I get reprimanded for being late to a meeting. Why? I got stuck in traffic. Does that even matter? no, it probably doesn’t.

But if you want to start thinking deeper, does it even matter that I was reprimanded? Again, the probable answer is no. Why is that a bad thing? Because it sets a bad tone. So what?

Nothing.

You are a social conservative and find out you are living next to a gay couple. That doesn’t sit well with you. Why? Because you find that lifestyle deplorable.

So what?

Again, silence.

But the problem is that often we act when we have an actionable answer to the “why” question and not the “So What”.

We lash out against what we feel is wrong with the world around us before even contemplating whether that perceived wrong has any impact on us, our families, or even on our communities.

And it goes both ways. So what if you are a Jewish liberal and end up rooming with an evangelical Christian?

The bottom line is that there are too many rules, too many hot button issues in our society today that simply have no bearing on the important question in human life, the “So What” we all must answer when assessing the world around us.

What the Jewish High Holidays are supposed to do is to get us all to take that time to think about the “So What”.

So what if there is a YouTube video that offends me and disparages my faith?
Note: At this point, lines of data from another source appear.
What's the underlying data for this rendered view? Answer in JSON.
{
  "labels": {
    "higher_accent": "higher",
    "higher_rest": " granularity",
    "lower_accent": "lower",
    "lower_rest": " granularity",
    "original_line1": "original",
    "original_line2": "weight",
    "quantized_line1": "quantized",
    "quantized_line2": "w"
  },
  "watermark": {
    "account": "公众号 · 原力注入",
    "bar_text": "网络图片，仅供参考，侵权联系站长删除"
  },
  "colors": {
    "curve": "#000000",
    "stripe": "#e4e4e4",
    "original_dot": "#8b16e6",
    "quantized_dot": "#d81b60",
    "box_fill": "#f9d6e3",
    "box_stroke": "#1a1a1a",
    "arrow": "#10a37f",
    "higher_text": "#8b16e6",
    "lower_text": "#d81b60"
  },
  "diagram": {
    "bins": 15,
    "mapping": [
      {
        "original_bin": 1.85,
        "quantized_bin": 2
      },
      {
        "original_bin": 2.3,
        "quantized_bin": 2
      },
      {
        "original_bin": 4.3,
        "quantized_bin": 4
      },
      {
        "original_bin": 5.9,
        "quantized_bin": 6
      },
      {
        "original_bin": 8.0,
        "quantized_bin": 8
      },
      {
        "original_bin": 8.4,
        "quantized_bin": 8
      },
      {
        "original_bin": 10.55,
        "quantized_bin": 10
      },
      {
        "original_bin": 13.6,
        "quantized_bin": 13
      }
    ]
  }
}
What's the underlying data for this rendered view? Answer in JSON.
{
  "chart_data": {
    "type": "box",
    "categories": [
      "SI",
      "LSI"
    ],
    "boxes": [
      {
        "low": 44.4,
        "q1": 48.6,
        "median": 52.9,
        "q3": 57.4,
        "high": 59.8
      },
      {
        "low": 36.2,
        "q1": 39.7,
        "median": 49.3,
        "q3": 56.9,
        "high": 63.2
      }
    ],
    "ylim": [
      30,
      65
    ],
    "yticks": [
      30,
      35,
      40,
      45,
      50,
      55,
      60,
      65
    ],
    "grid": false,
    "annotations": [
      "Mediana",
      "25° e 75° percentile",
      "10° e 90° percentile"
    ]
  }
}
If I believe in the principles of the religion, what does it matter that someone else disagrees?

So what if a neighbor chooses a different lifestyle path than I have chosen? Will that force me down an unwanted path of sin? Instead, maybe it’s a blessing, a chance to learn a thing or two.

And so what if I end up rooming with someone of a different faith? So what even if they try to sway me over to their side? Even the evangelism is simply an opportunity for me to gain a glimpse into the tenants of a faith I myself have no interest in joining. But nonetheless, it’s a learning opportunity.

In the end we all fail ourselves and we fail society by skipping past the “So What” and taking action without true reason. On a macro scale, the result has been the radicalization of minute differences in the innate beliefs we as humans are born and bred with. Over time, these differences have been allowed to fester and have been pushed apart by the divisive actions that have resulted from our unreasoned actions, both as individuals and as a society.

And that brings us to today.

Sure, it is a long shot, but if each and every one of us took the time to think about why we take action based upon belief, our world will gradually become a better place for it.

This is definitely going to have to involve leadership across human societies taking the lead, but each and every one of us is a leader in our own life, a leader that has the power to make a difference, even if that difference goes unnoticed on a larger scale.

These holidays are a perfect opportunity to take a moment to yourself to address your life. To ask the necessary “So Whats” to guide you forward. Do that, and you will be a better person for it, no matter what effect you might have on society.